What You'll Build
Generate uncensored text-to-video and image-to-video clips locally with Sulphur 2 — an LTX-2.3 fine-tune from SulphurAI — on a 16GB consumer GPU. The upstream sulphur_dev_fp8mixed.safetensors is 29.2 GB and won't fit on 16GB VRAM; this recipe uses the community Q4_K_S GGUF (13.2 GB) from vantagewithai/Sulphur-2-Base-GGUF together with the same quantized Gemma 3 12B text encoder used by the parent LTX-2.3 recipe.
Hardware data: RTX 5060 Ti (16GB VRAM) · Q4_K_S GGUF + Gemma 3 12B QAT-Q4 encoder · See benchmark data
⚠️ Known issue: The upstream
sulphur_dev_bf16.safetensors(46.1 GB) andsulphur_dev_fp8mixed.safetensors(29.2 GB) shipped on SulphurAI/Sulphur-2-base are too large for 16GB VRAM. Use the GGUF path below.
Requirements
| Component | Minimum | Tested |
|---|---|---|
| GPU | 16GB VRAM (Ampere or newer) | RTX 5060 Ti (16GB) |
| RAM | 32GB | 32GB |
| Storage | ~25GB | Q4_K_S 13.2 GB + Gemma Q4 encoder + VAE |
| Software | ComfyUI + ComfyUI-LTXVideo + ComfyUI-GGUF + KJNodes | Python 3.10+, CUDA 12.7+ |
Sulphur 2 inherits the LTX-2.3 architecture (architecture: ltxv per the vantagewithai GGUF card) and the same Gemma 3 12B text-encoder requirement. On 16GB cards, the quantized GGUF path is the only one that fits — the same constraint that drives the parent LTX-2.3 recipe.
Installation
1. Install ComfyUI and the LTX-Video custom nodes
If you already followed the LTX-2.3 recipe, you already have these — skip to step 2. Otherwise:
git clone https://github.com/comfyanonymous/ComfyUI
cd ComfyUI
python3 -m venv .venv
source .venv/bin/activate
pip install -r requirements.txt
cd custom_nodes
git clone https://github.com/Lightricks/ComfyUI-LTXVideo.git
pip install -r ComfyUI-LTXVideo/requirements.txt
git clone https://github.com/city96/ComfyUI-GGUF.git
pip install -r ComfyUI-GGUF/requirements.txt
git clone https://github.com/kijai/ComfyUI-KJNodes.git
pip install -r ComfyUI-KJNodes/requirements.txt
The Sulphur-2 workflow shipped on the canonical repo uses LTXV-prefixed nodes (LTXVConcatAVLatent, LTXVCropGuides, LTXVPreprocess, SamplerCustomAdvanced) — all provided by ComfyUI-LTXVideo, confirmed by inspecting workflows/ltx23_t2v distilled.json on the upstream card.

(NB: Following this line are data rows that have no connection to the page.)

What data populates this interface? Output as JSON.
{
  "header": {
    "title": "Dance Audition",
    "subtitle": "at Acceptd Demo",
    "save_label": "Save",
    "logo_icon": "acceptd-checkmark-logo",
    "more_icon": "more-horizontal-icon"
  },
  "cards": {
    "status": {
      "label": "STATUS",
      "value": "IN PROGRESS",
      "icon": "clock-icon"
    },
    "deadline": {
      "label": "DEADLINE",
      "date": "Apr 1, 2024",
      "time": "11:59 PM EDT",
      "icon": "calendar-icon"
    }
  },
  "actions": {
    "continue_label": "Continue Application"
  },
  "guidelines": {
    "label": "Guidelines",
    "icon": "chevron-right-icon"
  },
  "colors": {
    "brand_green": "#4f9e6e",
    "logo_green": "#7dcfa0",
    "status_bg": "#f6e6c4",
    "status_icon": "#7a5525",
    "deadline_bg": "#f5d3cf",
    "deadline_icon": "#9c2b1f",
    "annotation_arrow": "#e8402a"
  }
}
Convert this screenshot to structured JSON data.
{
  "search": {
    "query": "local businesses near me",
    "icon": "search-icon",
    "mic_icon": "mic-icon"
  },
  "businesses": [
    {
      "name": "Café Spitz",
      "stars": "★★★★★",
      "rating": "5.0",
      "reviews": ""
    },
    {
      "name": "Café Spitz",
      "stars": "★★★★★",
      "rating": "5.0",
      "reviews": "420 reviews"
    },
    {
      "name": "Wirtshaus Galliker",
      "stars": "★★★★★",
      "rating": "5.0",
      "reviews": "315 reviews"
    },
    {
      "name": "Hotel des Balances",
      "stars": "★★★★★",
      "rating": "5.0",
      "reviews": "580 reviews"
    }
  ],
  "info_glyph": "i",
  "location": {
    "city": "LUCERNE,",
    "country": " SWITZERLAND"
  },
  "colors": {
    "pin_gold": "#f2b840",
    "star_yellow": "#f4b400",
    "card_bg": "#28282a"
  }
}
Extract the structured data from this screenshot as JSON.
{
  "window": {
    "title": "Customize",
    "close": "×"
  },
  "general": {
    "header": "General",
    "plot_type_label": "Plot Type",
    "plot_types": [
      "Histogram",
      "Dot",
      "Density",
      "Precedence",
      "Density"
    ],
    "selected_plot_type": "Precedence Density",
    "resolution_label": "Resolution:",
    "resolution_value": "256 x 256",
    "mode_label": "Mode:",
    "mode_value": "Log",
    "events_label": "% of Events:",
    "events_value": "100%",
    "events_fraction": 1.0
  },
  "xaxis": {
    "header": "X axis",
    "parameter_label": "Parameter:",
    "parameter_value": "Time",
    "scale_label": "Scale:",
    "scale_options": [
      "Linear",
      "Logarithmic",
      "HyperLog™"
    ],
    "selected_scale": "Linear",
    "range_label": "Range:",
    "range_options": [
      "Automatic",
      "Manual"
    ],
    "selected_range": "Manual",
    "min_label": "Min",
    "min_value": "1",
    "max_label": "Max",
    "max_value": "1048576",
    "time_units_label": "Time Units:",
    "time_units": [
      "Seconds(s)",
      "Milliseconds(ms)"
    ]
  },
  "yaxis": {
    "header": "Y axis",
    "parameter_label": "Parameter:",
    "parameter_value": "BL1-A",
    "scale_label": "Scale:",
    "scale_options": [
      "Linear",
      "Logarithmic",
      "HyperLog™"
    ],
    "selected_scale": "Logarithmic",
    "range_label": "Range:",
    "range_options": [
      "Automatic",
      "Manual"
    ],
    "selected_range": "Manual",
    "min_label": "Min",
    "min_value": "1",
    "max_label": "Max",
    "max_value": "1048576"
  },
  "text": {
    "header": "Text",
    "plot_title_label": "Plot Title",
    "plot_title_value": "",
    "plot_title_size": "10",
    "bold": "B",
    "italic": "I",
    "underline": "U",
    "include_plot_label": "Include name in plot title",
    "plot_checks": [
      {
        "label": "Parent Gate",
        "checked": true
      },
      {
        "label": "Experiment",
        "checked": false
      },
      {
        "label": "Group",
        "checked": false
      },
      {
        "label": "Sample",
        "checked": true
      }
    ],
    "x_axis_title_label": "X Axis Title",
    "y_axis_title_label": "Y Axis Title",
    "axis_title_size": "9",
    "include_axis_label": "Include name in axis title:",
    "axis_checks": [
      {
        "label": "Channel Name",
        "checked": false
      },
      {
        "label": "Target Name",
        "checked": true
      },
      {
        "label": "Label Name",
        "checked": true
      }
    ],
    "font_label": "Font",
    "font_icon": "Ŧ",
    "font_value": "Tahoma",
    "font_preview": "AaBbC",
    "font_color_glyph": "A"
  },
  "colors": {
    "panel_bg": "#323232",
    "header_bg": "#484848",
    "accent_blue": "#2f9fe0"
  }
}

2. Download the Q4_K_S Sulphur-2 GGUF
# Q4_K_S — 13.2 GB, the sweet spot for 16GB VRAM
huggingface-cli download vantagewithai/Sulphur-2-Base-GGUF \
sulphur_dev-Q4_K_S.gguf \
--local-dir ComfyUI/models/unet/
Quant-tier file-size reference (from vantagewithai/Sulphur-2-Base-GGUF, 21B params, architecture: ltxv):
| Quant | File size | Fits 16GB GPU? |
|---|---|---|
| Q3_K_S | 10.3 GB | yes (headroom for encoder) |
| Q3_K_M | 11.1 GB | yes |
| Q4_K_S | 13.2 GB | yes — recommended |
| Q4_K_M | 14.3 GB | tight |
| Q5_K_S | 15.0 GB | no (no room for encoder + activations) |
| Q5_K_M | 16.1 GB | no |
| Q6_K | 17.8 GB | no |
| Q8_0 | 22.8 GB | no |
The 16GB ceiling assumption is anchored by the parent LTX-2.3 recipe's cited consumer-GPU datapoint: a 16GB ComfyUI user running the architecturally-identical LTX-2 distilled stack reported a peak of 14926 MiB during sampling (Comfy-Org/ComfyUI#11726). The Q4_K_S Sulphur-2 weight file is comparable in size to the LTX-2.3 distilled Q4_K_S that produced that measurement.
3. Download the quantized Gemma 3 12B text encoder
Sulphur 2 inherits LTX-2.3's Gemma 3 12B text encoder. The full unquantized Gemma 3 12B will OOM on 16GB cards when loaded alongside the Sulphur 2 weights — the closest published consumer-GPU OOM datapoint in the LTX family is 29068 MiB peak on RTX 5080 16GB with the LTX-2 19B-dev-fp8 stack (Lightricks/ComfyUI-LTXVideo#303); Sulphur-2's 21B distilled weights at bf16 are heavier still. Use the QAT-Q4 GGUF instead:
huggingface-cli download unsloth/gemma-3-12b-it-qat-GGUF \
gemma-3-12b-it-qat-UD-Q4_K_XL.gguf \
--local-dir ComfyUI/models/text_encoders/
huggingface-cli download unsloth/gemma-3-12b-it-qat-GGUF \
mmproj-BF16.gguf \
--local-dir ComfyUI/models/text_encoders/
Both files are loaded by ComfyUI-GGUF's Gemma encoder node.
4. Download the LTX video VAE (Kijai community mirror)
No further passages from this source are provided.